State, mapped to selection-policy concepts
| Concept | Surfaced as |
|---|---|
| Closed (upstream healthy) | Present in the eval's returned ordered list. erpc_selection_position{upstream} is 0 (primary) or 1+ (runner-up). |
| Open (upstream excluded) | Missing from the returned list. erpc_selection_position{upstream} is -1. The reason ("errorRate>0.7", "p70>30000ms", "p70>3xFastest", ...) appears on the per-tick Decision.Output.Excluded[] entry (as Reason for display + LeafReasons[] slugs that drive selection_exclusion_total{reason}) and in DEBUG logs. |
| Half-open (probing recovery) | probeExcluded shadow-mirrors sampled real traffic to currently-excluded upstreams in the background. The mirrored calls feed the same tracker counters as real traffic; once they cross back below the excludeIf thresholds, the upstream falls out of the excluded set on the next tick. No real user traffic is served by an excluded upstream during this — the probing is entirely behind the scenes. Per-upstream opt-out via routing.probe: 'off'. |
Tuning the thresholds
Loosen, tighten, or add signals by overriding selectionPolicy.evalFunc on the network. Example — strict latency rule (p95 > 10 s on any sample count) for a workload that ALWAYS needs sub-10s responses:
(upstreams, ctx) =>
upstreams
.removeCordoned()
.excludeIf(all(samplesAbove(10), errorRateAbove(0.5))) // stricter error ceiling
.excludeIf(all(samplesAbove(10), throttleRateAbove(0.3)))

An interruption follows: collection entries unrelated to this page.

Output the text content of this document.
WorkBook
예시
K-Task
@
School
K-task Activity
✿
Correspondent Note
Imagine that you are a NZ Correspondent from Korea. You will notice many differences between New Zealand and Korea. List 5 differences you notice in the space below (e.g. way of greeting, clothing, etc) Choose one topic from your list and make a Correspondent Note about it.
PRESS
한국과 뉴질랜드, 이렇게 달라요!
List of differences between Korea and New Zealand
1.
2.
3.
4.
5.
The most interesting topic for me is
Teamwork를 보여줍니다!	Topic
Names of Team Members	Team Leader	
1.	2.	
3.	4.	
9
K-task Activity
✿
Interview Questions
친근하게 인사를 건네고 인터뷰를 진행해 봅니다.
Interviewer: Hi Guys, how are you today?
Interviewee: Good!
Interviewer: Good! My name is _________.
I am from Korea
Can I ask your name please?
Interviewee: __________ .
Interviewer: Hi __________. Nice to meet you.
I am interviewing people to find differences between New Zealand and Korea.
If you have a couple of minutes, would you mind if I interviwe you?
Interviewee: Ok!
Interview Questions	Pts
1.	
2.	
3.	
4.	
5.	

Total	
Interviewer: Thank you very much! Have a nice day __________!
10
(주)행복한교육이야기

.excludeIf(latencyAbove(10_000, 95)) // hard p95 floor, no guard
.whenEmpty(() => upstreams)
.sortByScore(PREFER_FASTEST)
.stickyPrimary({ hysteresis: 0.3, minSwitchInterval: '30s' })

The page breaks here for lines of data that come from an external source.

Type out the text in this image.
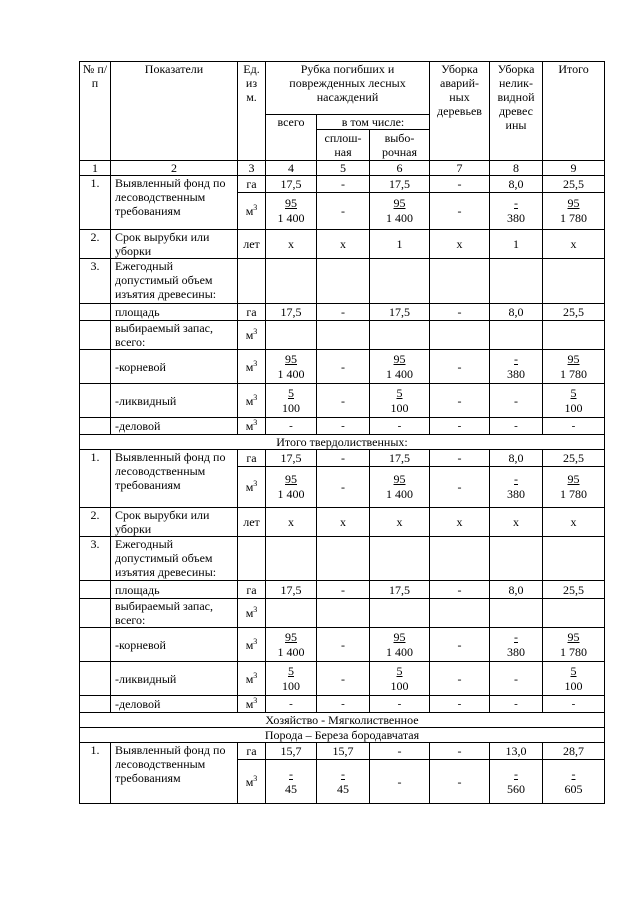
№ п/п	Показатели	Ед. из м.	Рубка погибших и поврежденных лесных насаждений			Уборка аварий-ных деревьев	Уборка нелик-видной древес ины	Итого
			всего	в том числе:				
				сплош-ная	выбо-рочная			
1	2	3	4	5	6	7	8	9
1.	Выявленный фонд по лесоводственным требованиям	га	17,5	-	17,5	-	8,0	25,5
		$м^3$	$\frac{95}{1 400}$	-	$\frac{95}{1 400}$	-	$\frac{-}{380}$	$\frac{95}{1 780}$

2.	Срок вырубки или уборки	лет	х	х	1	х	1	х
3.	Ежегодный допустимый объем изъятия древесины:							
	площадь	га	17,5	-	17,5	-	8,0	25,5
	выбираемый запас, всего:	$м^3$						
	-корневой	$м^3$	$\frac{95}{1 400}$	-	$\frac{95}{1 400}$	-	$\frac{-}{380}$	$\frac{95}{1 780}$

	-ликвидный	$м^3$	$\frac{5}{100}$	-	$\frac{5}{100}$	-	-	$\frac{5}{100}$

	-деловой	$м^3$	-	-	-	-	-	-
Итого твердолиственных:								
1.	Выявленный фонд по лесоводственным требованиям	га	17,5	-	17,5	-	8,0	25,5
		$м^3$	$\frac{95}{1 400}$	-	$\frac{95}{1 400}$	-	$\frac{-}{380}$	$\frac{95}{1 780}$

2.	Срок вырубки или уборки	лет	х	х	х	х	х	х
3.	Ежегодный допустимый объем изъятия древесины:							
	площадь	га	17,5	-	17,5	-	8,0	25,5
	выбираемый запас, всего:	$м^3$						
	-корневой	$м^3$	$\frac{95}{1 400}$	-	$\frac{95}{1 400}$	-	$\frac{-}{380}$	$\frac{95}{1 780}$

	-ликвидный	$м^3$	$\frac{5}{100}$	-	$\frac{5}{100}$	-	-	$\frac{5}{100}$

	-деловой	$м^3$	-	-	-	-	-	-
Хозяйство - Мягколиственное								
Порода – Береза бородавчатая								
1.	Выявленный фонд по лесоводственным требованиям	га	15,7	15,7	-	-	13,0	28,7
		$м^3$	$\frac{-}{45}$	$\frac{-}{45}$	-	-	$\frac{-}{560}$	$\frac{-}{605}$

.probeExcluded({ sampleRate: 0.5, maxConcurrent: 2, timeout: '10s' })See Selection policies for the full chainable vocabulary + every predicate factory.
Manual exclusion
For operator-driven exclusion that doesn't depend on metrics — "this vendor's status page just went red, take it out now", planned maintenance windows, forced failover testing — use the admin cordon RPC. Cordon is independent of the metric-driven excludeIf chain: it sets a sticky flag the policy's .removeCordoned() step honors, and it stays until you uncordon.
Observability
| Where | Signal |
|---|---|
| Prometheus | erpc_selection_position{project,network,method,upstream} — 0 = primary, 1+ = runner-up, -1 = excluded. erpc_selection_rejection_total{...,step} — per-step rejection counter. erpc_selection_primary_switch_total{...,from,to} — primary changes. |
| OTLP | Per-tick eval span on the network with selected upstream + tick id. |
| Logs (DEBUG) | One line per excludeIf rejection with the upstream id and the predicate's policyReason (e.g. errorRate>0.5, p70>30000ms, p70>3xFastest, blockHeadLag>16). |
| Simulator | The policy-history pane shows the per-step trail (every chainable method's input → output → dropped/added/reordered) with timestamps. |
The cordon admin endpoint (erpc_cordonUpstream) is the ONLY way to manually exclude an upstream. Everything else — health-based exclusion, recovery probing, primary changes — lives in the selection policy and is driven by live metrics. See Selection policies for the full picture and Cordoning for the operator runbook.